1999 Settembre 12 Piangere a 300 all’ora

1999 Settembre 12 – Piangere a 300 all’ora

Mikka Hakkinen ha quattro “k” addosso, finlandesi come la multinazionale Nokia e come il
markka, moneta nazionale. Un nome e un cognome gutturali, che ti escono quasi dal fondo della
gola, aspri e duri. Ma l’uomo delle quattro kappa ha pianto accovacciato dietro una siepe di Monza,
disperato più di un bambino senza consonanti. Non voleva perdere.
Anche i samurai e i berretti verdi sanno che non si può perdere. E’ più scomodo vedersi sfuggire ciò
che si credeva di avere già in pugno.
A 300 all’ora i piloti sono un presagio. 24 ore esatte prima di morire a Imola, Ayrton Senna vide
schiantarsi in prova e cessare di vivere l’Austriaco Roland Ratzenberger. Rientrato in albergo,
telefonò alla fidanzata per dirle: “Non ho più voglia di correre”.
I campioni-robot esistono soltanto per i moralisti. Eddy Merckx e Franco Baresi piansero, per
un’ingiustizia patita e per un errore decisivo. Mennea lasciò l’atletica a ciglio asciutto, ma sono in
molti a piangere l’addio alla carriera, al pubblico, all’exploit, alla remuneratissima gloria.
Chi crede che il denaro prosciughi le emozioni, ignora le emozioni o travisa il denaro. Anche se per
un pilota di formula uno come Hakkinen o Schumacher vale 80 miliardi a stagione; cinque miliardi
di Gran Premio, 42 milioni a minuto per due ore di corsa, nessun contratto gli risparmierà un’unghia
di stress e nessuna cifra lo lo ridurrà a un conto in banca. Resta un uomo in carne, ossa e paure,
resta adrenalina e voglia di silenzio, concentrazione e struggimento, resta persona, nervi, totalmente
vero, al 100 per 100. Senna pregava sulla Bibbia.
Ai box, le compagne attendono assieme ai meccanici, l’ingegneria in comproprietà con la vita.
Il pilota è più veloce dei suoi stessi “bolidi”, che guida con testa, occhi, mani e piedi. Anche con i
sogni, le ambizioni, l’orgoglio, la viltà, i cedimenti, le invidie, i rancori e gli interessi.

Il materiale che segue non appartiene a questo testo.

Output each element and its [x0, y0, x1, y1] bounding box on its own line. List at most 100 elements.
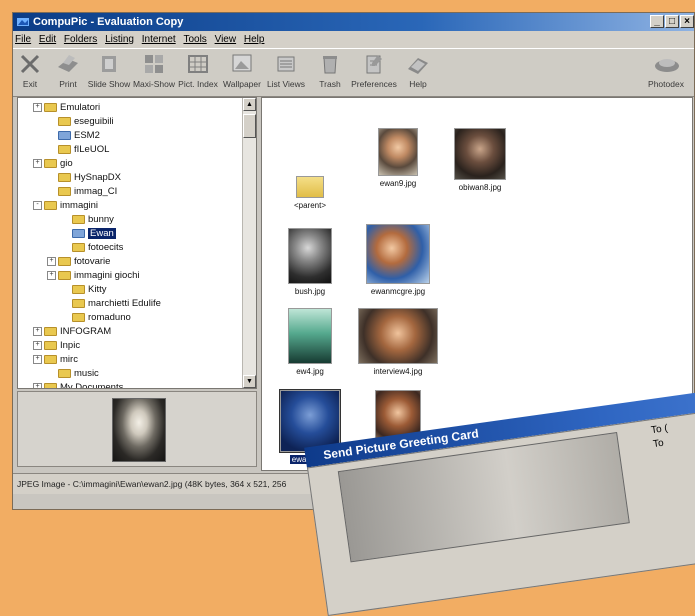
- slide-show-button[interactable]: Slide Show: [86, 51, 132, 94]
- tree-item-gio[interactable]: + gio: [33, 157, 73, 170]
- collapse-icon[interactable]: -: [33, 200, 42, 210]
- help-icon: [408, 58, 428, 74]
- photodex-button[interactable]: Photodex: [643, 51, 689, 94]
- tree-item-my-documents[interactable]: + My Documents: [33, 381, 124, 389]
- tree-item-fotoecits[interactable]: fotoecits: [72, 241, 123, 254]
- print-button[interactable]: Print: [45, 51, 91, 94]
- tree-item-immag-ci[interactable]: immag_CI: [58, 185, 117, 198]
- tree-item-label: HySnapDX: [74, 172, 121, 183]
- file-name: <parent>: [293, 201, 327, 210]
- file-name: obiwan8.jpg: [458, 183, 502, 192]
- menu-help[interactable]: Help: [244, 31, 265, 48]
- folder-tree[interactable]: + Emulatori eseguibili ESM2 fILeUOL + gio HySna…: [17, 97, 257, 389]
- tree-item-inpic[interactable]: + Inpic: [33, 339, 80, 352]
- tree-item-fileuol[interactable]: fILeUOL: [58, 143, 109, 156]
- menu-bar: File Edit Folders Listing Internet Tools…: [13, 31, 694, 48]
- list-views-button[interactable]: List Views: [263, 51, 309, 94]
- wallpaper-button[interactable]: Wallpaper: [219, 51, 265, 94]
- folder-icon: [58, 172, 71, 182]
- tree-item-infogram[interactable]: + INFOGRAM: [33, 325, 111, 338]
- scroll-down-button[interactable]: ▼: [243, 375, 256, 388]
- expand-icon[interactable]: +: [33, 158, 42, 168]
- file-item-bush-jpg[interactable]: bush.jpg: [270, 228, 350, 296]
- folder-icon: [44, 354, 57, 364]
- preferences-button[interactable]: Preferences: [351, 51, 397, 94]
- tree-item-label: immagini giochi: [74, 270, 140, 281]
- file-name: bush.jpg: [294, 287, 326, 296]
- tree-item-emulatori[interactable]: + Emulatori: [33, 101, 100, 114]
- list-views-icon: [277, 56, 295, 72]
- tree-item-label: Kitty: [88, 284, 107, 295]
- folder-icon: [72, 312, 85, 322]
- tree-item-mirc[interactable]: + mirc: [33, 353, 78, 366]
- tree-item-label: eseguibili: [74, 116, 114, 127]
- tree-item-label: bunny: [88, 214, 114, 225]
- toolbar: Exit Print Slide Show Maxi-Show Pict. In…: [13, 48, 694, 97]
- expand-icon[interactable]: +: [33, 326, 42, 336]
- print-icon: [58, 55, 78, 72]
- tree-item-esm2[interactable]: ESM2: [58, 129, 100, 142]
- tree-item-label: mirc: [60, 354, 78, 365]
- tree-item-eseguibili[interactable]: eseguibili: [58, 115, 114, 128]
- tree-item-bunny[interactable]: bunny: [72, 213, 114, 226]
- tree-item-label: gio: [60, 158, 73, 169]
- scroll-thumb[interactable]: [243, 114, 256, 138]
- tree-item-fotovarie[interactable]: + fotovarie: [47, 255, 110, 268]
- expand-icon[interactable]: +: [33, 102, 42, 112]
- file-name: interview4.jpg: [373, 367, 423, 376]
- expand-icon[interactable]: +: [33, 354, 42, 364]
- parent-folder-icon: [296, 176, 324, 198]
- tree-item-romaduno[interactable]: romaduno: [72, 311, 131, 324]
- file-item-ewan9-jpg[interactable]: ewan9.jpg: [358, 128, 438, 188]
- tree-item-label: Emulatori: [60, 102, 101, 113]
- maximize-button[interactable]: □: [665, 15, 679, 28]
- tree-item-marchietti-edulife[interactable]: marchietti Edulife: [72, 297, 161, 310]
- expand-icon[interactable]: +: [47, 256, 56, 266]
- tree-item-label: INFOGRAM: [60, 326, 112, 337]
- file-item-ewanmcgre-jpg[interactable]: ewanmcgre.jpg: [358, 224, 438, 296]
- folder-icon: [44, 200, 57, 210]
- title-bar[interactable]: CompuPic - Evaluation Copy _ □ ×: [13, 13, 694, 31]
- file-item-ew4-jpg[interactable]: ew4.jpg: [270, 308, 350, 376]
- scroll-up-button[interactable]: ▲: [243, 98, 256, 111]
- help-button[interactable]: Help: [395, 51, 441, 94]
- maxi-show-button[interactable]: Maxi-Show: [131, 51, 177, 94]
- expand-icon[interactable]: +: [33, 340, 42, 350]
- tree-item-immagini-giochi[interactable]: + immagini giochi: [47, 269, 139, 282]
- menu-listing[interactable]: Listing: [105, 31, 134, 48]
- file-item-interview4-jpg[interactable]: interview4.jpg: [358, 308, 438, 376]
- close-button[interactable]: ×: [680, 15, 694, 28]
- photodex-logo-icon: [655, 59, 679, 72]
- tree-item-music[interactable]: music: [58, 367, 99, 380]
- folder-icon: [58, 256, 71, 266]
- menu-folders[interactable]: Folders: [64, 31, 97, 48]
- menu-edit[interactable]: Edit: [39, 31, 56, 48]
- to-label: To (: [650, 422, 669, 437]
- minimize-button[interactable]: _: [650, 15, 664, 28]
- menu-view[interactable]: View: [215, 31, 237, 48]
- menu-internet[interactable]: Internet: [142, 31, 176, 48]
- photo-thumbnail: [366, 224, 430, 284]
- window-title: CompuPic - Evaluation Copy: [33, 16, 184, 28]
- file-item-obiwan8-jpg[interactable]: obiwan8.jpg: [440, 128, 520, 192]
- folder-icon: [58, 116, 71, 126]
- menu-file[interactable]: File: [15, 31, 31, 48]
- wallpaper-icon: [232, 54, 252, 72]
- folder-icon: [44, 102, 57, 112]
- trash-button[interactable]: Trash: [307, 51, 353, 94]
- app-icon: [17, 18, 29, 26]
- tree-scrollbar[interactable]: ▲ ▼: [242, 98, 256, 388]
- tree-item-immagini[interactable]: - immagini: [33, 199, 98, 212]
- tree-item-kitty[interactable]: Kitty: [72, 283, 106, 296]
- file-item-parent[interactable]: <parent>: [270, 176, 350, 210]
- tree-item-label: My Documents: [60, 382, 124, 389]
- menu-tools[interactable]: Tools: [183, 31, 206, 48]
- tree-item-ewan[interactable]: Ewan: [72, 227, 116, 240]
- expand-icon[interactable]: +: [33, 382, 42, 388]
- folder-icon: [58, 186, 71, 196]
- expand-icon[interactable]: +: [47, 270, 56, 280]
- pict-index-button[interactable]: Pict. Index: [175, 51, 221, 94]
- preview-thumbnail: [112, 398, 166, 462]
- photo-thumbnail: [454, 128, 506, 180]
- tree-item-hysnapdx[interactable]: HySnapDX: [58, 171, 121, 184]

Per questo 12 milioni di telespettatori si sintonizzano alla partenza. Quando lentissime si accendono
le luci, come grandi lucciole verdi, ad accelerare sono cuori e motori. Mai robot.
Forse non è mai stata così umana la Formula 1, forse nemmeno ai tempi di Nuvolari. La tecnologia,
che misura i piloti a millesimi di secondo, fa giganteggiare i loro errori: sembra ridurli a comparse,
in realtà li rende sempre più padroni.
Padroni di vincere, di piangere. A volte, di ferirsi, di morire.